De facto corporate group and controlling agreements
The new legal regulation works exclusively with the concept of a de facto corporate group (faktický koncern). The existence of the corporate group is then solely based on factual satisfaction of the above outlined corporate group’s building blocks.
The new concept also translates into removal of controlling agreements and profit transfer agreements from the new legal regulation, and automatic termination of such agreements entered into until 31 December 2013 by operation of law, all with effects as at the last day of the accounting period immediately following 30 June 2014.
Affiliation with corporate group
Along with the de facto existence of a corporate group, the publication of the existence and affiliation with the corporate group on the websites of all corporate group members is an essential condition for reliance on statutory rules on compensation of damage within the corporate group. Without satisfaction of the outlined corporate group’s building blocks, the publication of the existence and affiliation with the corporate group alone will not result in establishment of the corporate group.
Despite the wording of the law, the controlled person need not own the internet domain where the website containing information on the corporate group’s existence is located. A reference to its own website should comprise also the website that the controlled person is using based on a valid legal title.
From the territorial perspective, the requirement to publish the existence of the corporate group on a website should not apply to controlled persons governed by a foreign corporate status (eg, a German corporation).
Instructions concerning business decisions
A possibility of the controlling person to give instructions to the controlled person concerning business decisions is a basic consequence of the existence of the corporate group. But such instructions must be in the interest of the controlling person or another person that forms a corporate group with the controlling person.
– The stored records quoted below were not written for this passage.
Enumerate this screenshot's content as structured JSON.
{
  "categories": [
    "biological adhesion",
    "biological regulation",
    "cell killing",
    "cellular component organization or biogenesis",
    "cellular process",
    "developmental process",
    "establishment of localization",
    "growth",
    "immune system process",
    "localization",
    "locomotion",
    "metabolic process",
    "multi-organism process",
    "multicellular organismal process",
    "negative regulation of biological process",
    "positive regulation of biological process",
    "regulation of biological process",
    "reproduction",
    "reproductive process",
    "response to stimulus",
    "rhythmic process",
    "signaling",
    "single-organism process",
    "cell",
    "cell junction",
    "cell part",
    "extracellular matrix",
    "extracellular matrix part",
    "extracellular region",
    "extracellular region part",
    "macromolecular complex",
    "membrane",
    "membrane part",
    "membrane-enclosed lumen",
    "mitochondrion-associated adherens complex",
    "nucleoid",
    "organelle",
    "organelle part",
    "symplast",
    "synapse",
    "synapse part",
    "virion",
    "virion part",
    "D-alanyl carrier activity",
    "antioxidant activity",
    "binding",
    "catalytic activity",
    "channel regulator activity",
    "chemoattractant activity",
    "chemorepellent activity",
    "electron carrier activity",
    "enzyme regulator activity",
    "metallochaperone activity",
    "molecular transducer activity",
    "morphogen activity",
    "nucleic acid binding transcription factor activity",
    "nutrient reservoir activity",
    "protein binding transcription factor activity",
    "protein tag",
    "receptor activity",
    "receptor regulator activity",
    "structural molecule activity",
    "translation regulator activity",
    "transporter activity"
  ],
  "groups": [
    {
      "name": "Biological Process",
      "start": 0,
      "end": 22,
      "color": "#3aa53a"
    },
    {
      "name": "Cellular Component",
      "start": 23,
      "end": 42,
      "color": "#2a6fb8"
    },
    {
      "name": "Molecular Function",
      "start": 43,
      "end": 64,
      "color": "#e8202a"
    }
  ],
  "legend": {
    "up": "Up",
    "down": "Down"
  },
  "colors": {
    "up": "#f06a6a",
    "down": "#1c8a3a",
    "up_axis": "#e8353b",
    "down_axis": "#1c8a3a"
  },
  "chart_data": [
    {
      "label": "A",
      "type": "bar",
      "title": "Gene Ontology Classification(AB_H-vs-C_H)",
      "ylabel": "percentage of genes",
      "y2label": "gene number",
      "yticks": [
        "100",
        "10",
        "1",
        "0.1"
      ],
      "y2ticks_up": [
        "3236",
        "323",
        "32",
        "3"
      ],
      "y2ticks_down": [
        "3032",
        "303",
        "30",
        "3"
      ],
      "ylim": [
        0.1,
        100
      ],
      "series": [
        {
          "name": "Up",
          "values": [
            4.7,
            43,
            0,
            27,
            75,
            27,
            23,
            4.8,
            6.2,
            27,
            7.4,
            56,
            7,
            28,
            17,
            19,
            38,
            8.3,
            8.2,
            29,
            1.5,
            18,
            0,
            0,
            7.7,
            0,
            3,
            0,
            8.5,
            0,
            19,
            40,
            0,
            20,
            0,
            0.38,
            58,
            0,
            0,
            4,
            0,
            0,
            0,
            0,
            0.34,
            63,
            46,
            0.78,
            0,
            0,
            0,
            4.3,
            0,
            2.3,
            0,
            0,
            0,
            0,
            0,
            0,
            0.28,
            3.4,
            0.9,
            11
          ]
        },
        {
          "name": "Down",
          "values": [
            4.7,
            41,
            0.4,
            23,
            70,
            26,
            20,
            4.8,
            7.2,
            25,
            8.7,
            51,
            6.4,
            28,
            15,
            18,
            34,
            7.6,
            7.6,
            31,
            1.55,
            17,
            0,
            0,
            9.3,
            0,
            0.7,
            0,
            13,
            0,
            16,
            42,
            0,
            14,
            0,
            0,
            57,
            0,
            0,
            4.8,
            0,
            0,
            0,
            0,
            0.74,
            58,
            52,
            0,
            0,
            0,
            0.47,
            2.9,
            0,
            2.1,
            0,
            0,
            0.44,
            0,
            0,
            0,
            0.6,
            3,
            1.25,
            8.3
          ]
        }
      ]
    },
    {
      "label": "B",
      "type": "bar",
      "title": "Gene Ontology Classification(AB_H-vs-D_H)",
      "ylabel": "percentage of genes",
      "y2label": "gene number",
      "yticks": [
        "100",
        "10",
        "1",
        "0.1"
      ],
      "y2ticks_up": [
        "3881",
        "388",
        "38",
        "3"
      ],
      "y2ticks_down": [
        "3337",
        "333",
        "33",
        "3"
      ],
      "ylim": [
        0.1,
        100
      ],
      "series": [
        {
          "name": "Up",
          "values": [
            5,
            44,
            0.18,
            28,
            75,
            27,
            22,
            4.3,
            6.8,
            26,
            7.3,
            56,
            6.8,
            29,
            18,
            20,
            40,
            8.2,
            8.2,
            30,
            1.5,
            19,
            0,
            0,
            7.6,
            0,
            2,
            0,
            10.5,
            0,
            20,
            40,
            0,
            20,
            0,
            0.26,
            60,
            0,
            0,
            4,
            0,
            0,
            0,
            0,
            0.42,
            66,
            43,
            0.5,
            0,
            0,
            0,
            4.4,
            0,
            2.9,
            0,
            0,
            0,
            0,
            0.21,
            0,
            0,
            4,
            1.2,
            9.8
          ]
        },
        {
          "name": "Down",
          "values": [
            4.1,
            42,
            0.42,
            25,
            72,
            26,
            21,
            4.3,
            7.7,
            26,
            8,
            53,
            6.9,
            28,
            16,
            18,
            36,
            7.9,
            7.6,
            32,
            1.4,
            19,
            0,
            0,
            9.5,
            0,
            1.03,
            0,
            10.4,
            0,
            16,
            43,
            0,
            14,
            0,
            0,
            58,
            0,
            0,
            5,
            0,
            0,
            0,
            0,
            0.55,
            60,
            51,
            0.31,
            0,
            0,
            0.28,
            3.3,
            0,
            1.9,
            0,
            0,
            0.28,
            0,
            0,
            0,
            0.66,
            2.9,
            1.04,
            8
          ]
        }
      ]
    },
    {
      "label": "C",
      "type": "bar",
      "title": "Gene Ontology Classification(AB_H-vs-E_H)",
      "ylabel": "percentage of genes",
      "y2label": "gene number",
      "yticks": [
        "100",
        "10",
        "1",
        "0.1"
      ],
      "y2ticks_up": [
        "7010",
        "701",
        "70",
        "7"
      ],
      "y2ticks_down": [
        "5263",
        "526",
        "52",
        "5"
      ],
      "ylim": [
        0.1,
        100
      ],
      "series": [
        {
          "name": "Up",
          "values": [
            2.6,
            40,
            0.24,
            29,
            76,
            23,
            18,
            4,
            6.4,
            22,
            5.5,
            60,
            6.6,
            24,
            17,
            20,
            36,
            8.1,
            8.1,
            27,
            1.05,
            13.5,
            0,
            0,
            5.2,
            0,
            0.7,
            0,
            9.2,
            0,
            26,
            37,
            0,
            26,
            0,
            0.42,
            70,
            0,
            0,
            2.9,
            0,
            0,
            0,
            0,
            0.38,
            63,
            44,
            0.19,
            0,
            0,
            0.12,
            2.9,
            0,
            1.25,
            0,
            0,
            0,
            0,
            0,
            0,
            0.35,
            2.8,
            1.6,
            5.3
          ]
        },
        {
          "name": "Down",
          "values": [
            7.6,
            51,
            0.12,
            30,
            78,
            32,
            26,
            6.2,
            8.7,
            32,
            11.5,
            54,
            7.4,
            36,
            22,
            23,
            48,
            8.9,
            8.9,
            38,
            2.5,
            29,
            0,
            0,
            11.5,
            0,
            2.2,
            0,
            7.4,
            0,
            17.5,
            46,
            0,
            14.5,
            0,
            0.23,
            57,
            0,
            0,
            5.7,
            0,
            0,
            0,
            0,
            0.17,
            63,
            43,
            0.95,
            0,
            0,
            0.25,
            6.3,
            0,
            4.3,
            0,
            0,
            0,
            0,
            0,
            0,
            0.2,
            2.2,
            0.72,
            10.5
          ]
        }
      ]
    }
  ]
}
Such possibility is a specific exception from a general prohibition to instruct the statutory body of a business corporation on matters concerning business decisions.
Compensation of damages within the corporate group
A basic consequence of the corporate group’s existence, and declaration on affiliation with the corporate group, is the possibility of the controlling person to discharge a duty to compensate for damages suffered by a controlled person under the influence of the controlling person. To use such a possibility, the controlling person must prove that the damage (i) was established in the interest of the controlling person or another person forming a corporate group with the corporate group and (ii) was or will be compensated within the corporate group.
Damages will be deemed compensated if they are settled within the corporate group in an adequate manner or through other demonstrable benefits resulting from membership in the corporate group, all within a reasonable time. Benefits would typically comprise lower costs of external financing, easier access to customers, etc.
A limitation to a damages compensation mechanism would be an instance of insolvency of the controlled person that resulted from the controlling person’s steps.
Minority shareholders sell-out right
To reinforce the position of minority shareholders, a new regulation introduces a right of minority shareholders to request that the controlling person buy their shares for an adequate price, if the controlling person exercises its influence over the controlled person in a manner resulting in material aggravation of the position of the minority shareholders of the controlled person or in other material aggravation of their interests – and for these reasons it is not fair to demand that the minority shareholders remain in the controlled person.
The new Business Corporations Act introduces a new concept of regulation of corporate groups, offering a higher level of flexibility and permitting full use of synergic effects existing within corporate groups by allowing the controlling person to compensate for the damages caused to the controlled person upon employment of the influence of the controlling person.